Writing the MPS file takes 35% of the overall time. Writing a compressed MPS.GZ file takes about the same amount of time, but the compressed MPS.GZ file (1.2 GB) is 11% the size of the uncompressed MPS file (11 GB).

For another similarly-sized LP model, step 3 takes 50 minutes, so that writing the MPS file takes 53% of the overall time.

Have you profiled where the time is spent in step 2?

The only way to spend 100 minutes writing 11 GB (that’s 1.8 MB per second) is to have a very slow network disk but in that case the compressed writing should only require 11 minutes and spending 89 minutes compressing 11 GB of data sounds like entirely the wrong order of magnitude, even if it’s single-threaded.

My gut feeling is that writing or compressing+writing takes up a few minutes and the rest is spent on something else but I have no insights in the code so I can’t even guess what that might be. Profiling is the only way to find out where the time truly is spent.

An easy experiment is to write the uncompressed file to disk and then compress it with command line gzip. How much time does the latter step require? It should be in the same ballpark as writing the compressed file from Julia.

1 Like

I am using a fairly new Lambda workstation. This is how I measure the time of write_to_file:
MPS_fn = “/data/my.mps” # MPS filename. or MPS GZ filename: MPS_fn = “/data/my.mps.gz”
MPS_time = @elapsed begin
write_to_file(m,MPS_fn)
end

  1. Construct the LP model in JuMP: 37 minutes.
  2. Write the LP model to a MPS file using JuMP.write_to_file: 100 minutes.

I think we’ve had this conversation a couple of times, but JuMP might to be the best tool for the job. We don’t optimize for writing to a file. Part of the “write” is actually a “copy the entire model in memory at least once” which is probably part of the issue. I’ll have a think to see if there’s a way we could improve things.
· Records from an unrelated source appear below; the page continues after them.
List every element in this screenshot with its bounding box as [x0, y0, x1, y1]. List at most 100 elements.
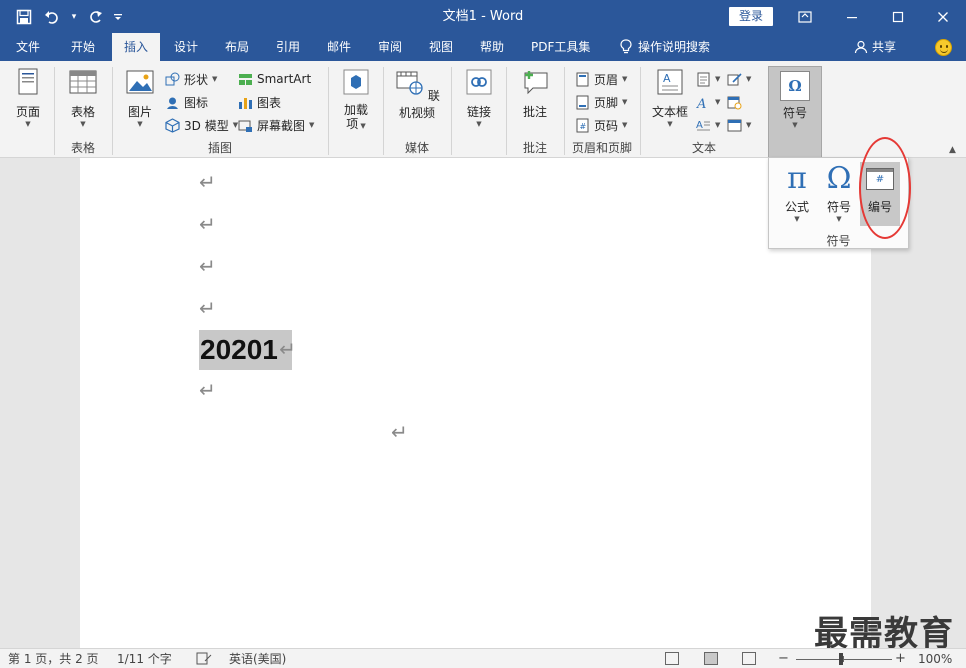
- tab-help[interactable]: 帮助: [474, 33, 510, 61]
- customize-qat-icon[interactable]: [112, 5, 124, 29]
- tab-insert[interactable]: 插入: [112, 33, 160, 61]
- equation-label: 公式: [784, 200, 809, 214]
- table-icon: [69, 70, 97, 94]
- tell-me-search[interactable]: 操作说明搜索: [614, 33, 716, 61]
- quick-access-toolbar: ▾: [12, 0, 124, 33]
- zoom-in-icon[interactable]: +: [895, 649, 906, 668]
- feedback-smiley-icon[interactable]: [935, 39, 952, 56]
- ribbon-display-options-icon[interactable]: [782, 0, 828, 33]
- page-button[interactable]: 页面 ▼: [8, 67, 48, 128]
- tab-references[interactable]: 引用: [270, 33, 306, 61]
- icons-label: 图标: [184, 95, 209, 110]
- header-label: 页眉: [594, 72, 619, 87]
- zoom-slider-track[interactable]: [796, 659, 892, 660]
- smartart-label: SmartArt: [257, 72, 312, 86]
- chevron-down-icon: ▼: [715, 98, 721, 106]
- tab-view[interactable]: 视图: [423, 33, 459, 61]
- annotation-circle: [859, 137, 911, 239]
- maximize-icon[interactable]: [875, 0, 921, 33]
- collapse-ribbon-icon[interactable]: ▲: [949, 145, 956, 155]
- paragraph-mark-icon: ↵: [391, 420, 408, 444]
- zoom-out-icon[interactable]: −: [778, 649, 789, 668]
- share-button[interactable]: 共享: [854, 33, 896, 61]
- quick-parts-icon: [697, 72, 710, 86]
- shapes-icon: [165, 72, 180, 85]
- signature-line-button[interactable]: ▼: [727, 69, 751, 89]
- paragraph-mark-icon: ↵: [199, 296, 216, 320]
- symbols-button[interactable]: Ω 符号 ▼: [768, 66, 822, 158]
- chevron-down-icon: ▼: [309, 121, 315, 129]
- chevron-down-icon: ▼: [212, 75, 218, 83]
- svg-text:A: A: [696, 97, 706, 110]
- picture-button[interactable]: 图片 ▼: [120, 67, 160, 128]
- object-button[interactable]: ▼: [727, 115, 751, 135]
- smartart-button[interactable]: SmartArt: [238, 69, 311, 89]
- undo-icon[interactable]: [40, 5, 64, 29]
- minimize-icon[interactable]: [829, 0, 875, 33]
- equation-button[interactable]: π 公式 ▼: [777, 162, 817, 224]
- web-layout-icon[interactable]: [742, 652, 756, 665]
- tab-review[interactable]: 审阅: [372, 33, 408, 61]
- proofing-icon[interactable]: [196, 649, 212, 668]
- shapes-label: 形状: [184, 72, 209, 87]
- links-button[interactable]: 链接 ▼: [459, 67, 499, 128]
- paragraph-mark-icon: ↵: [199, 254, 216, 278]
- tab-mailings[interactable]: 邮件: [321, 33, 357, 61]
- omega-icon: Ω: [780, 71, 810, 101]
- screenshot-label: 屏幕截图: [257, 118, 306, 133]
- undo-dropdown-icon[interactable]: ▾: [68, 5, 80, 29]
- textbox-button[interactable]: A 文本框 ▼: [648, 67, 692, 128]
- date-time-button[interactable]: [727, 92, 742, 112]
- link-icon: [466, 69, 492, 95]
- tab-design[interactable]: 设计: [168, 33, 204, 61]
- zoom-level[interactable]: 100%: [918, 649, 952, 668]
- table-button[interactable]: 表格 ▼: [62, 67, 104, 128]
- comment-label: 批注: [522, 105, 547, 119]
- zoom-slider-thumb[interactable]: [839, 653, 843, 665]
- footer-button[interactable]: 页脚 ▼: [575, 92, 627, 112]
- word-count[interactable]: 1/11 个字: [117, 649, 172, 668]
- chevron-down-icon: ▼: [622, 98, 628, 106]
- redo-icon[interactable]: [84, 5, 108, 29]
- chart-label: 图表: [257, 95, 282, 110]
- paragraph-mark-icon: ↵: [199, 378, 216, 402]
- screenshot-button[interactable]: 屏幕截图 ▼: [238, 115, 314, 135]
- selected-text[interactable]: 20201 ↵: [199, 330, 296, 370]
- page-number-button[interactable]: # 页码 ▼: [575, 115, 627, 135]
- chevron-down-icon: ▼: [622, 121, 628, 129]
- symbol-label: 符号: [826, 200, 851, 214]
- tell-me-label: 操作说明搜索: [638, 40, 711, 54]
- tab-home[interactable]: 开始: [65, 33, 101, 61]
- footer-label: 页脚: [594, 95, 619, 110]
- icons-button[interactable]: 图标: [165, 92, 208, 112]
- drop-cap-button[interactable]: A ▼: [696, 115, 720, 135]
- group-label-media: 媒体: [404, 141, 429, 155]
- save-icon[interactable]: [12, 5, 36, 29]
- shapes-button[interactable]: 形状 ▼: [165, 69, 217, 89]
- comment-button[interactable]: 批注: [514, 67, 556, 120]
- tab-pdf-tools[interactable]: PDF工具集: [525, 33, 596, 61]
- header-button[interactable]: 页眉 ▼: [575, 69, 627, 89]
- addins-button[interactable]: 加载 项 ▼: [336, 67, 376, 131]
- language-indicator[interactable]: 英语(美国): [229, 649, 286, 668]
- paragraph-mark-icon: ↵: [199, 212, 216, 236]
- tab-file[interactable]: 文件: [10, 33, 46, 61]
- symbol-button[interactable]: Ω 符号 ▼: [819, 162, 859, 224]
- wordart-button[interactable]: A ▼: [696, 92, 720, 112]
- group-divider: [54, 67, 55, 155]
- login-button[interactable]: 登录: [729, 7, 773, 26]
- online-video-button[interactable]: 联机视频: [389, 67, 445, 121]
- vertical-scrollbar[interactable]: [950, 158, 966, 648]
- print-layout-icon[interactable]: [704, 652, 718, 665]
- group-label-illustrations: 插图: [207, 141, 232, 155]
- chevron-down-icon: ▼: [80, 120, 86, 128]
- quick-parts-button[interactable]: ▼: [696, 69, 720, 89]
- chart-button[interactable]: 图表: [238, 92, 281, 112]
- svg-text:A: A: [696, 120, 703, 131]
- page-count[interactable]: 第 1 页，共 2 页: [8, 649, 99, 668]
- chevron-down-icon: ▼: [792, 121, 798, 129]
- read-mode-icon[interactable]: [665, 652, 679, 665]
- 3d-model-button[interactable]: 3D 模型 ▼: [165, 115, 238, 135]
- close-icon[interactable]: [920, 0, 966, 33]
- tab-layout[interactable]: 布局: [219, 33, 255, 61]
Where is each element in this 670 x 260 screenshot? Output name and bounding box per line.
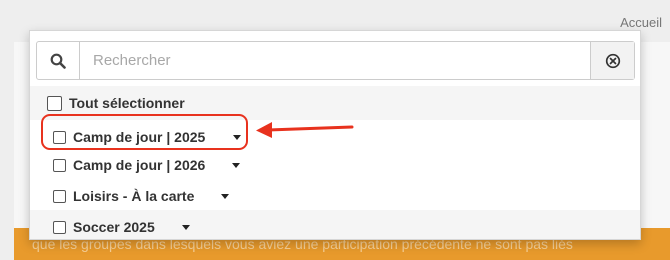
highlight-box: [41, 114, 248, 150]
option-checkbox[interactable]: [53, 189, 66, 203]
option-checkbox[interactable]: [53, 220, 66, 234]
home-link[interactable]: Accueil: [620, 15, 662, 30]
option-item-loisirs-a-la-carte[interactable]: Loisirs - À la carte: [30, 179, 640, 213]
caret-down-icon[interactable]: [181, 224, 190, 230]
search-row: [30, 31, 640, 87]
caret-down-icon[interactable]: [232, 162, 241, 168]
option-label: Camp de jour | 2026: [73, 157, 206, 173]
option-item-soccer-2025[interactable]: Soccer 2025: [30, 210, 640, 239]
clear-search-button[interactable]: [590, 42, 634, 79]
search-group: [36, 41, 635, 80]
annotation-arrow-icon: [256, 122, 354, 138]
search-icon: [37, 42, 80, 79]
option-checkbox[interactable]: [53, 158, 66, 172]
clear-circle-x-icon: [605, 53, 620, 68]
option-label: Loisirs - À la carte: [73, 188, 195, 204]
select-all-label: Tout sélectionner: [69, 95, 185, 111]
option-item-camp-de-jour-2026[interactable]: Camp de jour | 2026: [30, 148, 640, 182]
select-all-checkbox[interactable]: [47, 95, 62, 111]
search-input[interactable]: [80, 42, 590, 79]
option-label: Soccer 2025: [73, 219, 155, 235]
caret-down-icon[interactable]: [221, 193, 230, 199]
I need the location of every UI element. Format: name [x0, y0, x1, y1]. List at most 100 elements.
Yeah, that’s because the “write” isn’t timing only the write to file. It also has a bunch of overhead on the JuMP side to turn the problem into something that can be written to an MPS file (which involves a copy of the entire model), to make sure every variable and constraint has a unique name, to order the columns, etc. The issue isn’t the compression.

1 Like

Where is the source code for JuMP.write_to_file?

Why doesn’t JuMP.write_to_file support xz compression, which is included in TranscodingStreams.jl?
https://jump.dev/JuMP.jl/stable/reference/models/#I/O

JuMP.write_to_file is a thin wrapper:

around MOI.write_to_file:

other extensions are possible, but need implementing:

PRs to improve things are welcome.

For your case, the better long-term outcome is probably to write a C interface to PDLP. Then you could go straight to the C library without having to read and write files.